McDonald had the opportunity to correct his gaff comparing waiting for treatment at VA facilities to waiting for a ride at Disneyland… and he blew it. In ‘falling short’ of apologizing, McDonald showed he’s still completely out of touch with those he’s charged to care for.
Instead, he said, “If I was misunderstood, if I said the wrong thing, I’m glad that I have the opportunity to correct it.” Who wrote that lame equivocation, Goofy or Dopey?
We didn’t misunderstand, and he did say the wrong thing. But given the opportunity to correct it, he cavalierly let it pass by.
My guess is that Secretary McDonald hasn’t had a long wait for treatment since he left active duty service in 1980. He certainly never waited in a VA facility (P&G always had good benefits), and I guaran-damn-tee you I never looked forward to what was in store for me after the soul-sucking hours I spent in a waiting room full of vets during every visit to the VA hospital after I left the military.
Not that I was shot in the ass with my experiences in the Disney parks when my kids were little either, but to compare the two is beyond imagination.
Come on, Bob! If you want us to believe that you’re solely focused on better care for veterans, here’s a simple equation: trust = integrity + competence + compassion. So far, your misstatement about your service in special forces, doling out over $140M in bonuses for crappy 2014 performance by VA executives, and making light of our fantasy vacations in VA waiting rooms aren’t giving us warm fuzzies.Your decades of military and corporate success don’t give you leave to rest on your laurels at the VA. We don’t need your kind of Milquetoast leadership in such an important post.
Leadership Laggard
Being fired sucks. Being fired by email… now that sucks so bad it might take anger management classes to get over.

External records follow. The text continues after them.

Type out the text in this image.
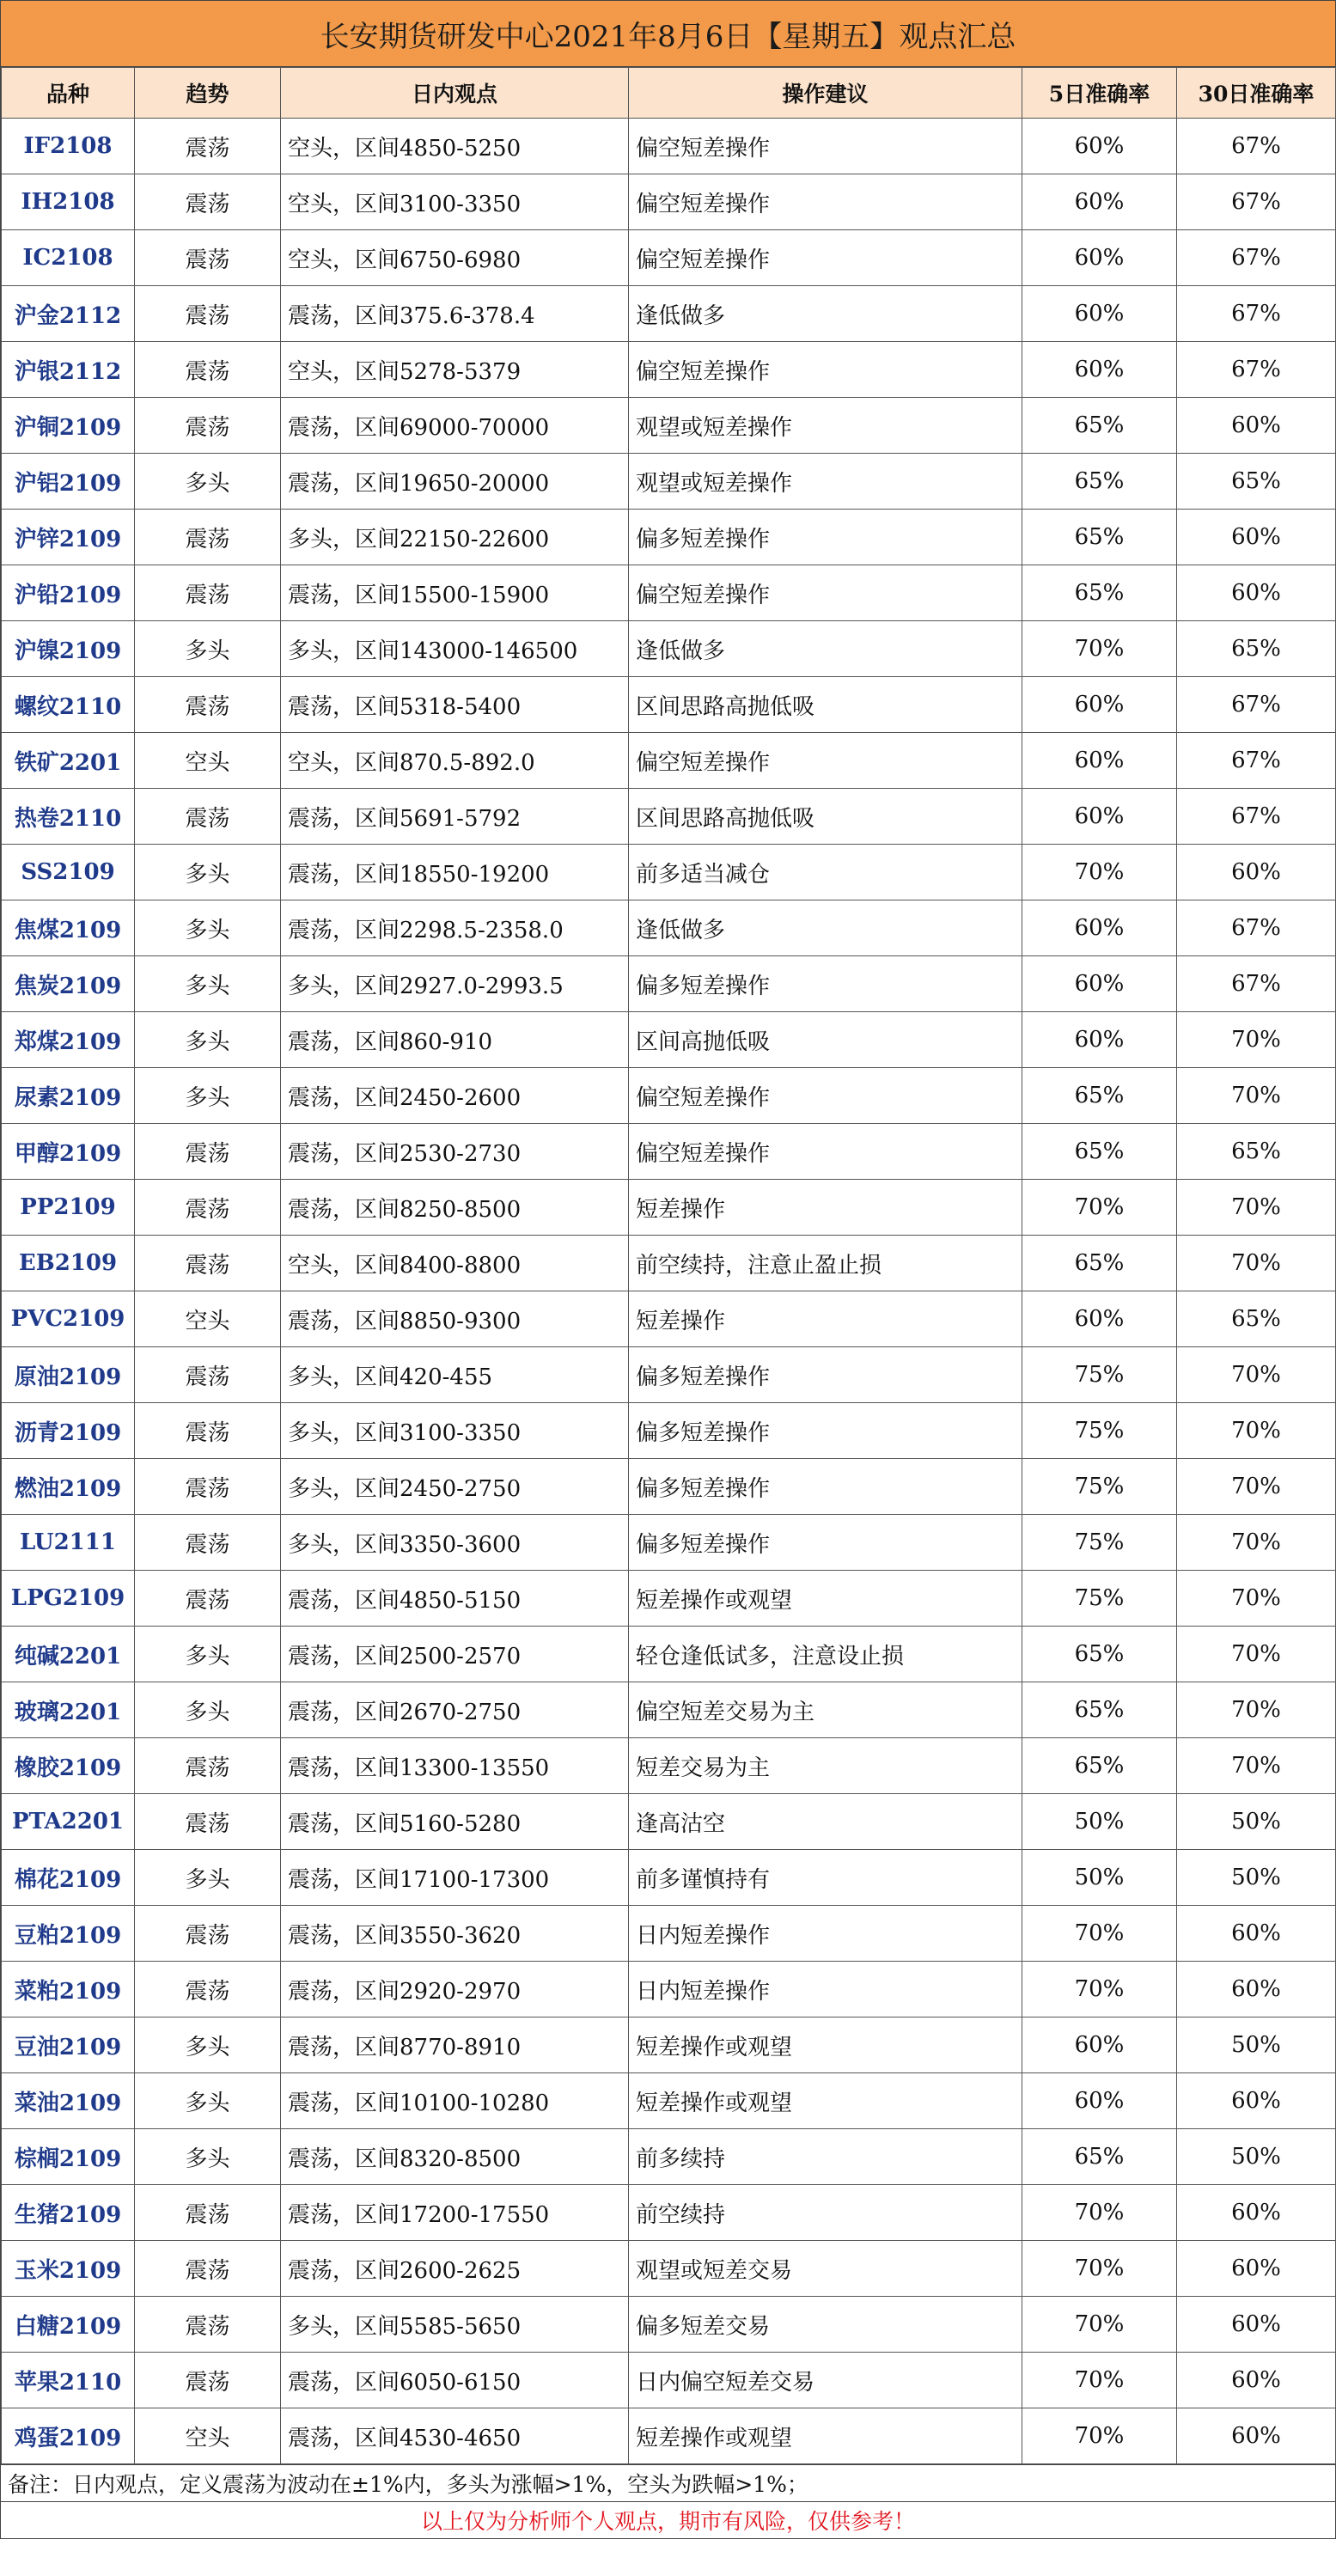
长安期货研发中心2021年8月6日【星期五】观点汇总
品种	趋势	日内观点	操作建议	5日准确率	30日准确率
IF2108	震荡	空头，区间4850-5250	偏空短差操作	60%	67%
IH2108	震荡	空头，区间3100-3350	偏空短差操作	60%	67%
IC2108	震荡	空头，区间6750-6980	偏空短差操作	60%	67%
沪金2112	震荡	震荡，区间375.6-378.4	逢低做多	60%	67%
沪银2112	震荡	空头，区间5278-5379	偏空短差操作	60%	67%
沪铜2109	震荡	震荡，区间69000-70000	观望或短差操作	65%	60%
沪铝2109	多头	震荡，区间19650-20000	观望或短差操作	65%	65%
沪锌2109	震荡	多头，区间22150-22600	偏多短差操作	65%	60%
沪铅2109	震荡	震荡，区间15500-15900	偏空短差操作	65%	60%
沪镍2109	多头	多头，区间143000-146500	逢低做多	70%	65%
螺纹2110	震荡	震荡，区间5318-5400	区间思路高抛低吸	60%	67%
铁矿2201	空头	空头，区间870.5-892.0	偏空短差操作	60%	67%
热卷2110	震荡	震荡，区间5691-5792	区间思路高抛低吸	60%	67%
SS2109	多头	震荡，区间18550-19200	前多适当减仓	70%	60%
焦煤2109	多头	震荡，区间2298.5-2358.0	逢低做多	60%	67%
焦炭2109	多头	多头，区间2927.0-2993.5	偏多短差操作	60%	67%
郑煤2109	多头	震荡，区间860-910	区间高抛低吸	60%	70%
尿素2109	多头	震荡，区间2450-2600	偏空短差操作	65%	70%
甲醇2109	震荡	震荡，区间2530-2730	偏空短差操作	65%	65%
PP2109	震荡	震荡，区间8250-8500	短差操作	70%	70%
EB2109	震荡	空头，区间8400-8800	前空续持，注意止盈止损	65%	70%
PVC2109	空头	震荡，区间8850-9300	短差操作	60%	65%
原油2109	震荡	多头，区间420-455	偏多短差操作	75%	70%
沥青2109	震荡	多头，区间3100-3350	偏多短差操作	75%	70%
燃油2109	震荡	多头，区间2450-2750	偏多短差操作	75%	70%
LU2111	震荡	多头，区间3350-3600	偏多短差操作	75%	70%
LPG2109	震荡	震荡，区间4850-5150	短差操作或观望	75%	70%
纯碱2201	多头	震荡，区间2500-2570	轻仓逢低试多，注意设止损	65%	70%
玻璃2201	多头	震荡，区间2670-2750	偏空短差交易为主	65%	70%
橡胶2109	震荡	震荡，区间13300-13550	短差交易为主	65%	70%
PTA2201	震荡	震荡，区间5160-5280	逢高沽空	50%	50%
棉花2109	多头	震荡，区间17100-17300	前多谨慎持有	50%	50%
豆粕2109	震荡	震荡，区间3550-3620	日内短差操作	70%	60%
菜粕2109	震荡	震荡，区间2920-2970	日内短差操作	70%	60%
豆油2109	多头	震荡，区间8770-8910	短差操作或观望	60%	50%
菜油2109	多头	震荡，区间10100-10280	短差操作或观望	60%	60%
棕榈2109	多头	震荡，区间8320-8500	前多续持	65%	50%
生猪2109	震荡	震荡，区间17200-17550	前空续持	70%	60%
玉米2109	震荡	震荡，区间2600-2625	观望或短差交易	70%	60%
白糖2109	震荡	多头，区间5585-5650	偏多短差交易	70%	60%
苹果2110	震荡	震荡，区间6050-6150	日内偏空短差交易	70%	60%
鸡蛋2109	空头	震荡，区间4530-4650	短差操作或观望	70%	60%
备注：日内观点，定义震荡为波动在±1%内，多头为涨幅>1%，空头为跌幅>1%；
以上仅为分析师个人观点，期市有风险，仅供参考！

What the hell was Matt Clark, co-founder and CEO of Amazing Academy LLC, thinking when he let Amazing.com notify 24 out of the 46 workers at the company via email that their jobs had been eliminated – effective immediately?
Who does that?
To add insult to injury, Clark was “out of the office” when the email went out, and “unavailable” for the next week, so he never had to see their faces again. Okay, maybe the layoffs were necessary (though keeping the staff chef is a stretch), but short of a singing telegram, I can’t think of a more calloused and unfeeling way to let people know.
On the upside, Clark has plenty of potential for leadership development… he’s obviously starting from scratch.
If we had an a-hole of the month award, we’d give it to you, Matt. Instead you’ll have to settle for being Triangle Performance’s Leadership Laggard of the Month.